AG 48 does not ban the use of captives to help finance redundant reserves, but it does require certain conditions be met for a structure to be regulatorily acceptable. The guideline defines an Actuarial Method that describes how the economic reserves are to be calculated. The Actuarial Method uses a calculation method that is closely related to reserve levels under Principle Based Reserves (PBR) requirements.
Actuarial Method reserves are required to be backed by Primary Assets. Primary Assets include cash and SVO listed securities, except those that are in effect synthetic letters of credit. For the difference between current statutory reserves and Actuarial Method reserves, assets (including Prescribed Assets that are acceptable to the Commissioner) can be used.
Is a reinsurance agreement covering level term or universal life with secondary guarantees ever exempt from the rules of AG 48?
Yes, there are four situations in which AG 48 does not apply:
- If the YRT reinsurance exemption is elected (from XXX rules) or the direct policy is an attained age YRT or if the direct policy is a series of n-year renewable term where the guaranteed premiums are greater than the 1980 CSO and there are no cash surrender values.
- The reinsurer has been certified in the domiciliary state of the cedent or if the cedents’s state has not adopted the certification process, then the reinsurer is certified in at least 5 states. Alternatively if the reinsurer holds assets in a Credit for Reinsurance trust in an amount no smaller than the level of reserves that the cedent is taking credit for.
- The reinsurer is either domiciled, licensed or accredited in a state that has adopted the most current version of the Model Credit for Reinsurance law and regulation. In addition the reinsurer must not be using any permitted practices or be under any solvency conditions (e.g. mandatory control level).

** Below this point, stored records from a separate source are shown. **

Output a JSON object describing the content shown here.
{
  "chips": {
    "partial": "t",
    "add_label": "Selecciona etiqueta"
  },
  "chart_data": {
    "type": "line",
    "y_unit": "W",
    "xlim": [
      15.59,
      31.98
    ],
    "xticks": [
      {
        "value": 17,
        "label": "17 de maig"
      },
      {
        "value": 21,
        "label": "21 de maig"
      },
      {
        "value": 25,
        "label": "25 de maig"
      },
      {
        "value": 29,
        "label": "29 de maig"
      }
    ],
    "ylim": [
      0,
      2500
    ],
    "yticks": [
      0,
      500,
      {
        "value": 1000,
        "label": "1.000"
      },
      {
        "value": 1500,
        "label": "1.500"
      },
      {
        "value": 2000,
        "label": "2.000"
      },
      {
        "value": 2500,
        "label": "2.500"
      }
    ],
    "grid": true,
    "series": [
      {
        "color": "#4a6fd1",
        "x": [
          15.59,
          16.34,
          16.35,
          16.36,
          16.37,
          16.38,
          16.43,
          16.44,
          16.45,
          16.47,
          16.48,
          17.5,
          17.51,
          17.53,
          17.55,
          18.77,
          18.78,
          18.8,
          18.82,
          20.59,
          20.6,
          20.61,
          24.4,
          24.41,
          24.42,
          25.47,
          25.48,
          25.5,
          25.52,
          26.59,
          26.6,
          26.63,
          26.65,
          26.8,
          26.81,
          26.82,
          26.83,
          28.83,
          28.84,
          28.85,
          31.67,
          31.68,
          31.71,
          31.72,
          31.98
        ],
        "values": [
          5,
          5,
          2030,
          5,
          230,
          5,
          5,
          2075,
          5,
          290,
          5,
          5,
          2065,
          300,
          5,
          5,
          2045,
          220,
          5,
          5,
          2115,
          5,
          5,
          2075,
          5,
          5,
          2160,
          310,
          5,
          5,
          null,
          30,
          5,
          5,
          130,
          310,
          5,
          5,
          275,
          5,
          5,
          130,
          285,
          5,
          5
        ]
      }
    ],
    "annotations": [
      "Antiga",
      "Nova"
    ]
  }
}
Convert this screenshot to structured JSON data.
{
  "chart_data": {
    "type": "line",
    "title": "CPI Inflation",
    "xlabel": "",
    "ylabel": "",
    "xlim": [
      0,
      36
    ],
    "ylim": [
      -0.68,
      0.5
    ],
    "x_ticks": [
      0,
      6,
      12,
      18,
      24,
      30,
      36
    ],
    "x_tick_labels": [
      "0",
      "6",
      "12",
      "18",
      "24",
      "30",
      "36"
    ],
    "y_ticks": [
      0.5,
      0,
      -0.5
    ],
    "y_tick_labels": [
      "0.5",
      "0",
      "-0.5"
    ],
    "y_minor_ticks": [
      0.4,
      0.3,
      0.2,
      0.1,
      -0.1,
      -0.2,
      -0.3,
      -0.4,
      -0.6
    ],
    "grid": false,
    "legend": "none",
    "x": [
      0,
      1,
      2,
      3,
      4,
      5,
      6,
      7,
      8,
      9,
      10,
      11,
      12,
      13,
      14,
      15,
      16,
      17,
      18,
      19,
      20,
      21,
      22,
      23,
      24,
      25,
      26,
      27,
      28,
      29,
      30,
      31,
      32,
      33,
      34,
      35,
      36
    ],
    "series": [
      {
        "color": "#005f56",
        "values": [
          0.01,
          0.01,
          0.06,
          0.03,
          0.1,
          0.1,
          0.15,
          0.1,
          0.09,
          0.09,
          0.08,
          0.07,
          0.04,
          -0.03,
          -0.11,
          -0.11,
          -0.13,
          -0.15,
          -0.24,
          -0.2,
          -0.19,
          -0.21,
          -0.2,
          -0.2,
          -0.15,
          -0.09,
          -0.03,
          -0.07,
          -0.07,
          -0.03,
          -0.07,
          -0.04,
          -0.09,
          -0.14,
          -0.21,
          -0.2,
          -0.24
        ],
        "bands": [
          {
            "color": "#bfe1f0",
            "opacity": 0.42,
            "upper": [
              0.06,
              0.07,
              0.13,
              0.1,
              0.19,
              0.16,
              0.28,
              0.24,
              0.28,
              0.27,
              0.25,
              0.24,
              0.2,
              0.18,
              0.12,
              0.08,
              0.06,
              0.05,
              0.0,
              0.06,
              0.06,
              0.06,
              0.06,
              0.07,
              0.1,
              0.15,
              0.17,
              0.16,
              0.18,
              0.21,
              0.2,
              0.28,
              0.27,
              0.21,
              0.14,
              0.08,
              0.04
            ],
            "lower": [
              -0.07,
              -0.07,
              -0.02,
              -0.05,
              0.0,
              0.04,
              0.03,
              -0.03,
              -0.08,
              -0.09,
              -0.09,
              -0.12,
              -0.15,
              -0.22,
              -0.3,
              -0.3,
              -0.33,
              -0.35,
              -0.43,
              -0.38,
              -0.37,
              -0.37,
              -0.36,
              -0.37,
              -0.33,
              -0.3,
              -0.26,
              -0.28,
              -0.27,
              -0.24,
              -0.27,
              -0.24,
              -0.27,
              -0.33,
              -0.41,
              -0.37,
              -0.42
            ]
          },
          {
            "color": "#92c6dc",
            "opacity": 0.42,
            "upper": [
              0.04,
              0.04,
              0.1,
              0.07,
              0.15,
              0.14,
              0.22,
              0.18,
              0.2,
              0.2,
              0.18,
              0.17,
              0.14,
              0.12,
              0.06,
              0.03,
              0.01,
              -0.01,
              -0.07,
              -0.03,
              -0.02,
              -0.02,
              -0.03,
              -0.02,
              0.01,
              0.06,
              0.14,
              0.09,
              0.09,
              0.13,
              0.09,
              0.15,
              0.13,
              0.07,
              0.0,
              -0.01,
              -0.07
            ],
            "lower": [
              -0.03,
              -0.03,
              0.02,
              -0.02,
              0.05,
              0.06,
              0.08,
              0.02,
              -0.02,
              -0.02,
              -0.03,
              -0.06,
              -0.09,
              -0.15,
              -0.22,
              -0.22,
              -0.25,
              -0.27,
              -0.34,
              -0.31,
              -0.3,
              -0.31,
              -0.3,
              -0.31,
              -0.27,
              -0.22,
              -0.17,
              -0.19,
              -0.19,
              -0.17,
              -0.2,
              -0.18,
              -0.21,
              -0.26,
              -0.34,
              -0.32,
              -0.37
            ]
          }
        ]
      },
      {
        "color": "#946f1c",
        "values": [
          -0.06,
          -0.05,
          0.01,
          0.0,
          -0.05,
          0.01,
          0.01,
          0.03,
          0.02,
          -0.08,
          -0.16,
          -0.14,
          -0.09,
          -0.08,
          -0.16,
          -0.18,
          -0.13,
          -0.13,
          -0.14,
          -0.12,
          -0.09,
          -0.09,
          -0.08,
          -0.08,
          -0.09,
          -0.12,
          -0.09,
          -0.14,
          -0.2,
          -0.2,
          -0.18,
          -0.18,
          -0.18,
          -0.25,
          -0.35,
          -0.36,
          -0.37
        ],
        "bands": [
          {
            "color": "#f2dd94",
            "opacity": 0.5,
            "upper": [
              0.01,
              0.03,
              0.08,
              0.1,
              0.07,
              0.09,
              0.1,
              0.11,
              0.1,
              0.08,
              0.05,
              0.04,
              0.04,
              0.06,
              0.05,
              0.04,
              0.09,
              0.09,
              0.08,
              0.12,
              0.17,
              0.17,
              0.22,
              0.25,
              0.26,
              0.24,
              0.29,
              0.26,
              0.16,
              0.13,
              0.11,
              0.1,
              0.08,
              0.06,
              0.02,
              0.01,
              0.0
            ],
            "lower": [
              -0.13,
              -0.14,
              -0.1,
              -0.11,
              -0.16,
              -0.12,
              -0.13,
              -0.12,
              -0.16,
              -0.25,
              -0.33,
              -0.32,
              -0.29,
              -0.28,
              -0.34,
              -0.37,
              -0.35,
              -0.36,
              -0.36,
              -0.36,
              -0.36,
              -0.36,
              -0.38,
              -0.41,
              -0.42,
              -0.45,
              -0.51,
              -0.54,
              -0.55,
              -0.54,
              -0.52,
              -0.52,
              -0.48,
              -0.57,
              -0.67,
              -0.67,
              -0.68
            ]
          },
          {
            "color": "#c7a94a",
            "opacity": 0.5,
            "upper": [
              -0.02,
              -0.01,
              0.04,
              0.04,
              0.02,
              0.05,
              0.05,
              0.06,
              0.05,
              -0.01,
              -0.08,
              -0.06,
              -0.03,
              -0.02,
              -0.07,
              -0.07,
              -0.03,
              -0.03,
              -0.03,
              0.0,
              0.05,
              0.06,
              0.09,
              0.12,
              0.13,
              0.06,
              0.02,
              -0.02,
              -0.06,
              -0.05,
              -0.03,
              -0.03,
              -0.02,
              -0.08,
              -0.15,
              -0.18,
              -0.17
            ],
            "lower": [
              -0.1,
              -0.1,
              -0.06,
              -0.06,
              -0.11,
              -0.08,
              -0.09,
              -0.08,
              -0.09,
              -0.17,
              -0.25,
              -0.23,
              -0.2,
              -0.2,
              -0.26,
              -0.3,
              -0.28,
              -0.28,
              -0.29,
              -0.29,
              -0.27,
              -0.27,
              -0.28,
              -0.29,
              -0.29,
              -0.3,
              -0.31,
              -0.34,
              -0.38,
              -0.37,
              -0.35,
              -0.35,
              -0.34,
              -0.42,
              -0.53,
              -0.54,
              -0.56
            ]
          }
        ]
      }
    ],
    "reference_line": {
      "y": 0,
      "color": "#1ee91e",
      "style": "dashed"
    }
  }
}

- The Financial Analysis Working Group agrees that: a) risks are out of scope or b) risks are in scope, but only due to a technicality or c) application of AG 48 is not necessary to protect policyholders.
How are reserves calculated under the Actuarial Method?
The intent behind reserves calculated using the Actuarial Method is for the values to be close to the Valuation Manual (standards for Principle Based Reserves) Chapter 20 requirements.
Level term products will need to hold the greater of the net premium reserves, as adjusted by Table 1 factors, and the deterministic reserve. Universal Life with Secondary Guarantees, the calculation requires using the maximum of the deterministic, stochastic and net level reserves as adjusted by factors in Table 2. In either event the Actuarial Method reserves shall be calculated on a gross basis. Unlike the pertinent sections of the new Principle Based Reserve requirements, no exemption testing will be permitted.
Percentages Applicable to the NPR in Determination of the Actuarial Method
(Derived from 2014 VBY Term Net Level Premium Mortality Ratios)
|Issue Age||Male Non-Smoker||Female Non-Smoker||Male Smoker||Female Smoker|
|Issue Age||Male Non-Smoker||Female Non-Smoker||Male Smoker||Female Smoker|
What if my company does not have sufficient assets at year end?
The guideline requires the appointed actuary to give a qualified opinion should the Primary Securities be less than Actuarial Method reserves and Other Securities are insufficient to cover the remaining reserves.
There are two ways to avoid a qualified opinion: 1) increase the assets backing the covered policies so that all reserves are backed by AG 48 compliant assets or 2) increase reserves by the amount of the deficiency (e.g, Actuarial Method reserves of $200 million, Primary Securities of $190 million. Point #2 would require reserves be increased by $10 million).